My attempt: Differentiating both sides of the given equation wrt $X$ at an arbitrary $A \in M_{n}(\mathbb{R})$and using the chain rule for the $LHS$ we get $\left(\dfrac{\partial F}{\partial X}\right)_{A}+ \left(\dfrac{\partial F}{\partial Y}\right)_AY'(A) =0.$ My problem is in evaluating the partials of $F$ wrt $X$ and $Y.$
For $n=2,$ I wrote $X= \begin{pmatrix} x_{11} &x_{12}\\x_{21}&x_{22}\end{pmatrix}$ and $Y= \begin{pmatrix} y_{11} &y_{12}\\y_{21}&y_{22}\end{pmatrix}$ so that $F(X, Y) = XY =\begin{pmatrix} x_{11}y_{11}+x_{12}y_{21} &x_{11}y_{12}+x_{12}y_{22}\\x_{21}y_{11}+x_{22}y_{21}&x_{21}{y_{12}+x_{22}y_{22}}\end{pmatrix}$ then $\dfrac{\partial F}{\partial X} = \begin{pmatrix} Y^{T} &0_{2\times2}\\0_{2\times2}&Y^{T}\end{pmatrix} $ and $\dfrac{\partial F}{\partial Y} = X \otimes I_{2\times 2}$ where $\otimes$ denotes the Kronecker product. For $\dfrac{\partial F}{\partial X}$ to act on $A$, we must write $A$ as a $4 \times 1$ column vector $\begin{pmatrix} a_{11}&a_{12}&a_{21}&a_{22}\end{pmatrix}^{T}$ so that rewriting $\left(\dfrac{\partial F}{\partial X}\right)_{A} = \dfrac{\partial F}{\partial X}(A)$ as a $2\times 2$ matrix we get $AY$ and rewriting $\left(\dfrac{\partial F}{\partial Y}\right)_{A} = \dfrac{\partial F}{\partial Y}(A)$ we get $XA$. Plugging back in the above equation and using the fact that $Y= X^{-1}$ we get $AY'(A) = -X^{-1}AX^{-1}.$
My question: what have I done wrong that caused me to get stuck with an extra $A$ on the LHS? (From first principles I have proven that correct answer is $Y'(A) = -X^{-1}AX^{-1})$ but I am unable to get that formula from this approach. I am unable to pinpoint what I have made a mistake in. Is it the inconsistent treatment of $A$? I'd appreciate any pointers or hints.
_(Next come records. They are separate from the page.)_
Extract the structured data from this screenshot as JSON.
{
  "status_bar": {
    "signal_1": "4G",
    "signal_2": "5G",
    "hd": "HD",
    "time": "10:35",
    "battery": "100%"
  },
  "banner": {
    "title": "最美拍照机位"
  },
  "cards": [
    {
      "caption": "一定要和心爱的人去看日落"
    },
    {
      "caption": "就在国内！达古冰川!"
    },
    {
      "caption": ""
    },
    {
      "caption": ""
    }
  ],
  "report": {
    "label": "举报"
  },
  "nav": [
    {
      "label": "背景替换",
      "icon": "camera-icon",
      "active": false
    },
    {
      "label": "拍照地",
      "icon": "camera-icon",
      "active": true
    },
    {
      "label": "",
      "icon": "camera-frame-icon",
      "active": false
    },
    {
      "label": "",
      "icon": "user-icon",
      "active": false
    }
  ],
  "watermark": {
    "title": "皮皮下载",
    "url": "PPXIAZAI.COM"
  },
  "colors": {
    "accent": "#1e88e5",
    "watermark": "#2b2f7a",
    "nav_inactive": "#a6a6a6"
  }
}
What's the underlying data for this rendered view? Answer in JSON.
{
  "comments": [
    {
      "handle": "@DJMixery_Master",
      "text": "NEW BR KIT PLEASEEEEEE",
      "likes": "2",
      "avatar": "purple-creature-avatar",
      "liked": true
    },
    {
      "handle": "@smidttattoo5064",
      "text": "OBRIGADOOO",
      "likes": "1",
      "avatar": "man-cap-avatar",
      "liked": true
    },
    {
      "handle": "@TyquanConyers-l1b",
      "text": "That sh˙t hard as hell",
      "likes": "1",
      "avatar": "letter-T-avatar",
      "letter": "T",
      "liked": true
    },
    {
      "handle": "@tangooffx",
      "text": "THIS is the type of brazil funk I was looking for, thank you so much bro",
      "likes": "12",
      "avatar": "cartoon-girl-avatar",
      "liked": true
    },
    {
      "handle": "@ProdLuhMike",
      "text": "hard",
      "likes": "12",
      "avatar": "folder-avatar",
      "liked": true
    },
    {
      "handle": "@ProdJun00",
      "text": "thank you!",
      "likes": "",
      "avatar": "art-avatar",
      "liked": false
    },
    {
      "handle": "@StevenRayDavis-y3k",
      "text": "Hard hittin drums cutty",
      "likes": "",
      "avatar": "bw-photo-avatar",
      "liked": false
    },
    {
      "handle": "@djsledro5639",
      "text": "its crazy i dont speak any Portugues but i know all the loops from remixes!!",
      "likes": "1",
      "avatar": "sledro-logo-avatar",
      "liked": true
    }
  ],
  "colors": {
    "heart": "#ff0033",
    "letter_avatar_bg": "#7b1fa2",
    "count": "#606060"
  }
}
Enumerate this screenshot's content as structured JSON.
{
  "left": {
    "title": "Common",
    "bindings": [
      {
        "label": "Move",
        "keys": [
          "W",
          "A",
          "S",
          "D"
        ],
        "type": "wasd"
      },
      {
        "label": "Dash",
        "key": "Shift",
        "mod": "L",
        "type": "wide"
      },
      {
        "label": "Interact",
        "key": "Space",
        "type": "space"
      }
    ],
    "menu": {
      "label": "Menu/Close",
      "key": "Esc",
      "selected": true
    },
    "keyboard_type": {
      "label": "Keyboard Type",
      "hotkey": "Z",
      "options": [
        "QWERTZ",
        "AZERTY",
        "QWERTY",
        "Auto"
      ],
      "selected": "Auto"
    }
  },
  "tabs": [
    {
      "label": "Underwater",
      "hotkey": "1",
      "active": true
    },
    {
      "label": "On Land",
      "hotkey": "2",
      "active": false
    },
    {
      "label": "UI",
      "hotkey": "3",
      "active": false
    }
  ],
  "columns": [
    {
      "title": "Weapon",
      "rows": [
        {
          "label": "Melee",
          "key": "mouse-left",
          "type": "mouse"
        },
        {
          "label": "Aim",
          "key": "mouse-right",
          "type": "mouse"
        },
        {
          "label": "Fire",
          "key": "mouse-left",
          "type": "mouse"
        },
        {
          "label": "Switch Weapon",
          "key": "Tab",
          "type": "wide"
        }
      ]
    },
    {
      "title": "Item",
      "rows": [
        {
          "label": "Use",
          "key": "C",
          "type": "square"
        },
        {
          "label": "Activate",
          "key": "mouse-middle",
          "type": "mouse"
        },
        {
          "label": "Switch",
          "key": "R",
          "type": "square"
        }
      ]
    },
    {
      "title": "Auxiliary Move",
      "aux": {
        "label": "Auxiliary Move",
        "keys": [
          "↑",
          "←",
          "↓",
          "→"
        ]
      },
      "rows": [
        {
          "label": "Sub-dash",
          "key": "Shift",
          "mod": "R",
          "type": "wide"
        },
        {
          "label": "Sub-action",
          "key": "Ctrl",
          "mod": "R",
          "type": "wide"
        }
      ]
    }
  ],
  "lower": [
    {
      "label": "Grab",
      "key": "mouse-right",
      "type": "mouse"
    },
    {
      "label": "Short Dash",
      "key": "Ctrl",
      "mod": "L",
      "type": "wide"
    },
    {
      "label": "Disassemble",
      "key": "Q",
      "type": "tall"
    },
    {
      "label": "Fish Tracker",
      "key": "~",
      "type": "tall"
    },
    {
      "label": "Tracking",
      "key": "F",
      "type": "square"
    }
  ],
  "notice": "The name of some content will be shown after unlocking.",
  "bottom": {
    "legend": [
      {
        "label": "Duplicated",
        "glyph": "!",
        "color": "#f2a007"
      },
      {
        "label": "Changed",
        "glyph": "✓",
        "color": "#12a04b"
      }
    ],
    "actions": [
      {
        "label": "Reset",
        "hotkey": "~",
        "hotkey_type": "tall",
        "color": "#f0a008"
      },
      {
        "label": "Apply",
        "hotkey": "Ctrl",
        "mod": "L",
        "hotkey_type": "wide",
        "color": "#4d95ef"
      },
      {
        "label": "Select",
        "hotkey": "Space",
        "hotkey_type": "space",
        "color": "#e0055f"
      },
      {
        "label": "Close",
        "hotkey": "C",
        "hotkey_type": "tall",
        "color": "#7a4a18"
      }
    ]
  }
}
Thanks in advance.
It always helps to write everything down in index notation (summation convention, not writing the sums).
$$F_{ij}=X_{ik}Y_{kj}$$ $$\frac{\partial F_{ij}}{\partial X_{ab}}=\delta_{ia}\delta_{kb}Y_{kj}=\delta_{ia}Y_{bj}$$ Here, $Y$ was treated as a constant and derivative of a matrix with respect to itself is just $1$ for same components and $0$ otherwise.
Analogously: $$\frac{\partial F_{ij}}{\partial Y_{ab}}=X_{ia}\delta_{jb}$$
Observe that we are differentiating with respect to $X_{ab}$: different indices than above. This gives a four-index object that only yields a matrix when applied to $A_{ab}$. So, the entire object acts on something with $ab$ indices, and you are not mixing $X$ with $A$ too soon.
Everything at once:
$$\left(\frac{\partial F_{ij}}{\partial X_{ab}}\right)+ \left(\frac{\partial F_{ij}}{\partial Y_{pq}}\right) \left(\frac{\partial Y_{pq}}{\partial X_{ab}}\right)=0$$ This is simple chain rule. Observe that the last parentheses only becomes $Y'(A)$ when applied to $A$. So now we apply this entire object to $A$: $$\left(\frac{\partial F_{ij}}{\partial X_{ab}}\right)A_{ab}+ \left(\frac{\partial F_{ij}}{\partial Y_{pq}}\right) \underbrace{\left(\frac{\partial Y_{pq}}{\partial X_{ab}}\right)A_{ab}}_{Y'_{pq}(A)}=0$$
Put in what we derived before:
$$\delta_{ia}Y_{bj}A_{ab}+ X_{ip}\delta_{jq} Y'_{pq}(A)=0$$ Use the Kronecker delta operators and put first term across:
$$X_{ip} Y'_{pj}(A)=-Y_{bj}A_{ib}$$ $$Y'_{pj}(A)=-X^{-1}_{pi}X^{-1}_{bj}A_{ib}=-X^{-1}_{pi}A_{ib}X^{-1}_{bj}=-(X^{-1}AX^{-1})_{pj}$$ From next-to-last to last line, we multiplied by the inverse of $X$ from the left (this reverses the indices), and then reordered terms so that the inner indices match, so we can go back to the indexless notation.